Los inicios no fueron sencillos. Ocupábamos un espacio marginal de la zona de juegos concebida para las clases de educación vial. Así que además de regatear al contrario había que hacer frente a bordillos, isletas y algún que otro desnivel del terreno. Tampoco teníamos balones, no vayan a creerse. Desde la distancia, veíamos a los mayores con su Tango Etrusco. A nosotros no nos quedaba otra que elegir la piña más redonda posible, huyendo siempre de las acabadas en punta porque esas te podían sacar un ojo. Si no encontrábamos una piña reglamentaria, otra buena opción eran las pelotitas verdes que crecían en los setos. Dos mochilas en el suelo hacían de improvisada portería. La de Chiringuitos que podría montarse Pedrerol con los tiros a puerta que pasaban justo por encima de una de las carteras. ¿Era o no era gol? Y así nacimos al fútbol. Sin camisetas serigrafiadas con el nombre de la estrellita de turno. No hacía falta presumir de escudo porque en clase todos sabíamos de qué equipo era cada uno.

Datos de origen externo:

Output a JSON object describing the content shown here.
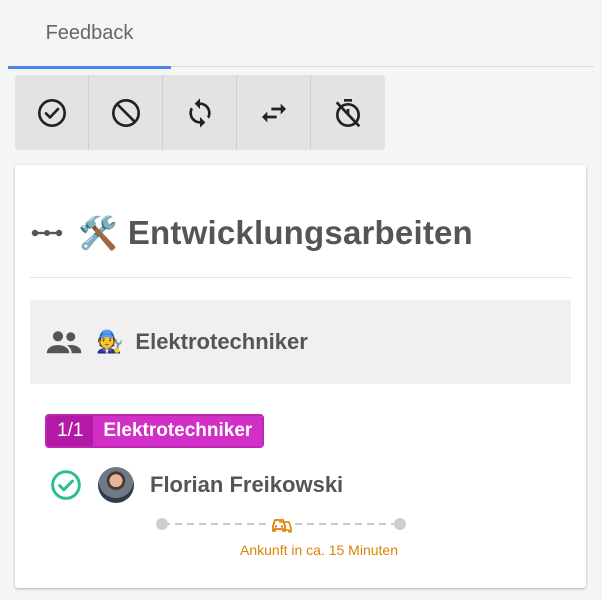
{
  "tabs": [
    {
      "label": "Feedback",
      "active": true
    }
  ],
  "toolbar": {
    "buttons": [
      {
        "icon": "check-circle-icon",
        "label": "Bestätigen"
      },
      {
        "icon": "block-icon",
        "label": "Ablehnen"
      },
      {
        "icon": "sync-icon",
        "label": "Aktualisieren"
      },
      {
        "icon": "swap-icon",
        "label": "Tauschen"
      },
      {
        "icon": "timer-off-icon",
        "label": "Timer aus"
      }
    ]
  },
  "card": {
    "title_emoji": "🛠️",
    "title": "Entwicklungsarbeiten",
    "group": {
      "emoji": "🧑‍🔧",
      "label": "Elektrotechniker"
    },
    "role_badge": {
      "count": "1/1",
      "name": "Elektrotechniker",
      "color": "#d22fc6"
    },
    "person": {
      "name": "Florian Freikowski",
      "status": "confirmed",
      "status_color": "#2bbf8a"
    },
    "eta": {
      "text": "Ankunft in ca. 15 Minuten",
      "color": "#d98400"
    }
  },
  "colors": {
    "accent": "#4a86e8",
    "badge": "#d22fc6",
    "success": "#2bbf8a",
    "eta": "#d98400"
  }
}
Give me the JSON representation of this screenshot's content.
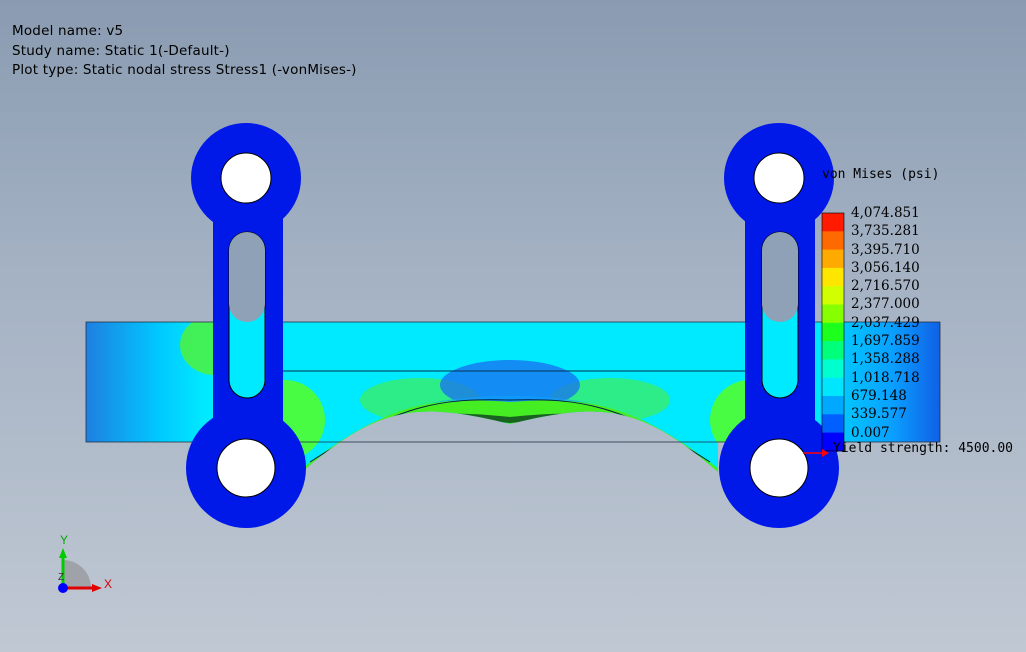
{
  "info": {
    "model_name": "Model name: v5",
    "study_name": "Study name: Static 1(-Default-)",
    "plot_type": "Plot type: Static nodal stress Stress1 (-vonMises-)"
  },
  "legend": {
    "title": "von Mises (psi)",
    "values": [
      "4,074.851",
      "3,735.281",
      "3,395.710",
      "3,056.140",
      "2,716.570",
      "2,377.000",
      "2,037.429",
      "1,697.859",
      "1,358.288",
      "1,018.718",
      "679.148",
      "339.577",
      "0.007"
    ],
    "colors": [
      "#ff1a00",
      "#ff6a00",
      "#ffaa00",
      "#ffe600",
      "#d2ff00",
      "#86ff00",
      "#1dff1d",
      "#00ff7a",
      "#00ffcf",
      "#00e6ff",
      "#00a8ff",
      "#0060ff",
      "#0000ff"
    ],
    "yield_label": "Yield strength: 4500.00"
  },
  "triad": {
    "x_label": "X",
    "y_label": "Y",
    "z_label": "Z"
  },
  "colors": {
    "background_top": "#8a9bb1",
    "background_bottom": "#c0c8d3",
    "link_blue": "#0020ee",
    "low_stress": "#00e8ff",
    "mid_stress": "#33ff22",
    "high_stress": "#cfff00"
  }
}
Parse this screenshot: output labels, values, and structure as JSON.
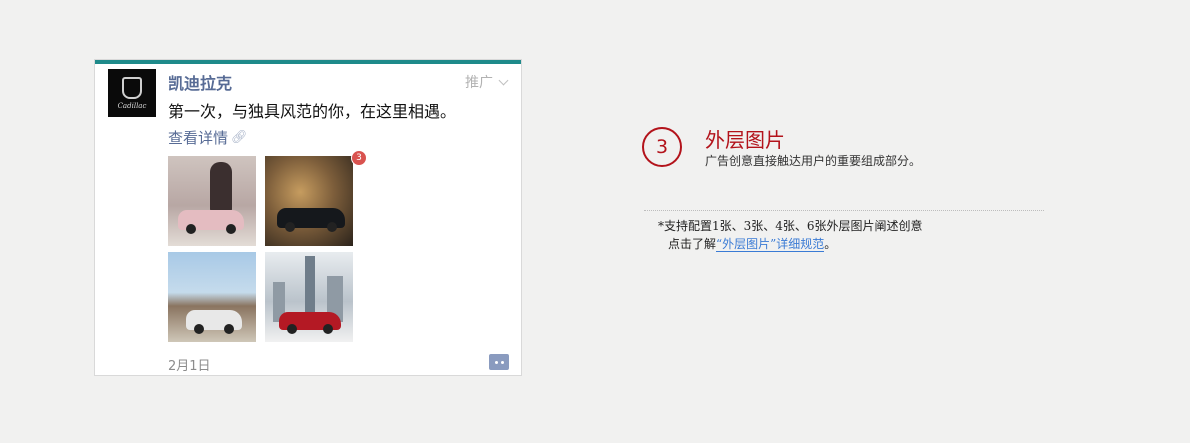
{
  "ad_card": {
    "account_name": "凯迪拉克",
    "avatar_text": "Cadillac",
    "ad_label": "推广",
    "headline": "第一次，与独具风范的你，在这里相遇。",
    "details_link": "查看详情",
    "image_count_badge": "3",
    "images": [
      {
        "icon": "vintage-car-photo"
      },
      {
        "icon": "black-sedan-photo"
      },
      {
        "icon": "white-suv-photo"
      },
      {
        "icon": "red-sedan-city-photo"
      }
    ],
    "date": "2月1日",
    "comment_icon": "comment-icon",
    "accent_color": "#1e8a8a"
  },
  "guide": {
    "step_number": "3",
    "title": "外层图片",
    "description": "广告创意直接触达用户的重要组成部分。",
    "note": "*支持配置1张、3张、4张、6张外层图片阐述创意",
    "link_prefix": "点击了解",
    "link_text": "“外层图片”详细规范",
    "link_suffix": "。",
    "accent_color": "#b3131b"
  }
}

Eso sí, la infancia y adolescencia de los que militábamos la liturgia de Mestalla fue más compleja que la del resto. No es sencillo crecer teniendo como única gran alegría aquella remontada al Real Madrid en dos minutos de apoteosis. Ni un solo título. Ni una miserable Copa del Rey. La de noches que me metía en mi habitación sin cenar cerrando de un portazo y lloraba desconsoladamente con ganas de arrancar -pero sin hacerlo- el póster oficial de esa temporada. El disgusto del gol de Alfredo en la reanudación de la final del agua contra el Depor sigue siendo una herida que ni el tiempo, ni las cartujas o los dobletes han logrado cicatrizar.

Ya no sufro así con el Valencia. Vivirlo desde dentro cambia la perspectiva. Pero sé que dentro de poco volveré a padecer como cuando era niño. Junto al sol solet o la música de la Patrulla Canina, mi hija Laia tiene el Amunt València en su particular spotify. El pequeño Fran ya se pone su camiseta con el murciélago en el pecho y será del Valencia.

Sé que sufriré si ellos sufren. Por eso hoy me sale la sonrisa tonta. Hemos vuelto a Champions. Y siendo de un equipo Champions, es más fácil salir a jugar al patio. Siendo de un equipo Champions, seguro que Laia y Fran no tienen que esperar casi 20 años para celebrar un título. No me gustaría eso para ellos. Les quiero demasiado.